London - Insurance and pensions heavyweight Standard Life became the first major company to warn it could move parts of its business out of Scotland if Scots split from the United Kingdom, dealing a blow to the independence movement.
The company, which has been based in Scotland for 189 years, announced on Thursday that it had a contingency plan to partly move from Scotland, potentially putting 5 000 jobs at risk.
Chief executive David Nish said it had started setting up registered companies in England "as a precautionary measure" into which it could transfer operations if Scots voted on September 18 to end a 307-year union with England.

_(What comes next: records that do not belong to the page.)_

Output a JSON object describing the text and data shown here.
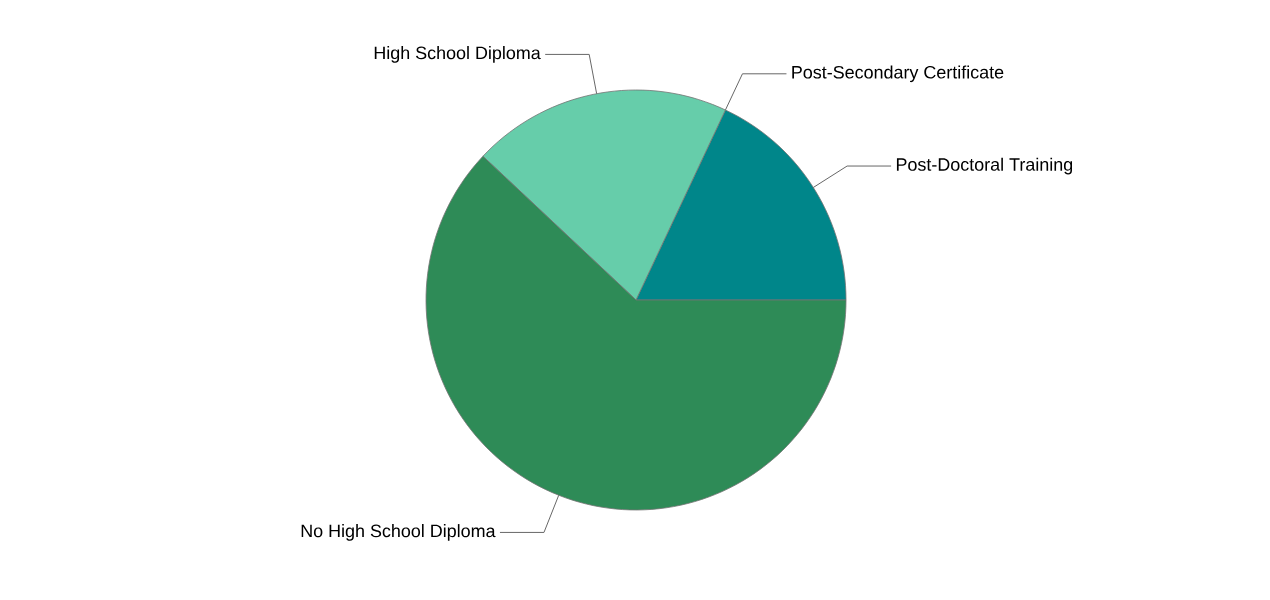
{
  "chart_data": {
    "type": "pie",
    "categories": [
      "Post-Doctoral Training",
      "Post-Secondary Certificate",
      "High School Diploma",
      "No High School Diploma"
    ],
    "values": [
      18,
      0,
      20,
      62
    ],
    "colors": [
      "#00868a",
      "#00868a",
      "#66cdaa",
      "#2e8b57"
    ]
  }
}
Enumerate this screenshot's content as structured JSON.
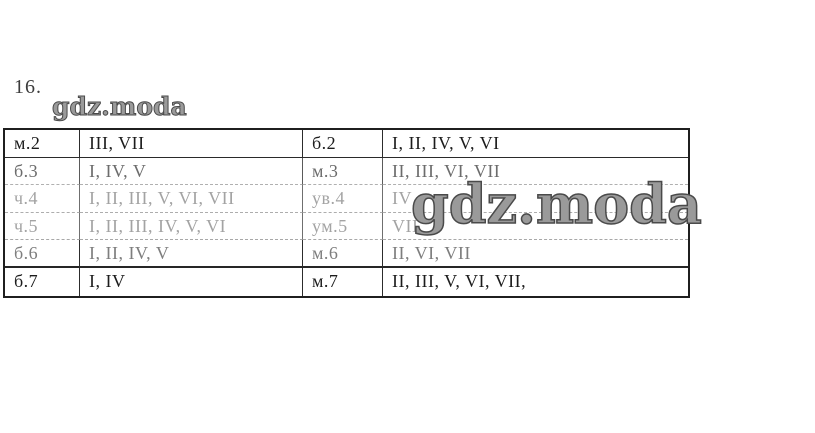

Nish said the steps were necessary due to uncertainty over how an independent Scotland would work, including what currency it would use and if it would achieve its goal of European Union membership.
A war over currency has ignited the independence debate in recent weeks, with Scottish leader Alex Salmond wanting to share the pound in a currency union but the rest of the British parties rejecting this proposal.
Nish stressed Standard Life was maintaining a position of "strict political neutrality".
"We have started work to establish additional registered companies to operate outside Scotland into which we could transfer parts of our operations if it was necessary to do so," Nish told reporters on a conference call on Thursday.
"This is a precautionary measure to ensure continuity of our business' competitive position and to protect the interests of our stakeholders."
Scotland is home to the second largest financial services industry in the United Kingdom, employing about 85 000 peoople directly and another 70 000 in support companies.
Standard Life, with 5 000 staff in Scotland, currently manages more than £244bn of assets for its clients, around 90 percent of whom are based outside Scotland.
So far few businesses have publicly stated their plans for what they would do if Scotland did become independent as the likelihood of a "Yes" vote had seemed remote.
But with the nationalists starting to gain ground in the polls, with about 37% support compared to 47% opposition to independence, increasing numbers of business leaders have started to point out possible risks.
A poll by executive search firm Korn Ferry released this week found 65% of chairperson of 32 FTSE 100 companies said it would be bad for business if Scotland became independent.
Ronnie Ludwig, a senior tax adviser in Edinburgh for financial advisory firm Saffery Champness, said Standard Life taking a public stand about a possible move to England was significant and could prompt others to follow suit.
"The lack of certainty over the pound, EU membership and the tax regime, be it corporate or personal, is driving a culture of, at worst, fear and some are starting to run for cover," Ludwig told Reuters.
"Companies want the familiar so it makes sense for them to head to England...and if Standard Life are doing this then I am sure other life companies and banks are thinking the same."
A spokesperson for Salmond's office was not immediately available for comment on the Standard Life statement.
Salmond has argued that the British parties are bluffing and if there was a vote for independence in September they would be willing to enter negotiations as a shared currency was important for both sides of the border due to large amounts of trade.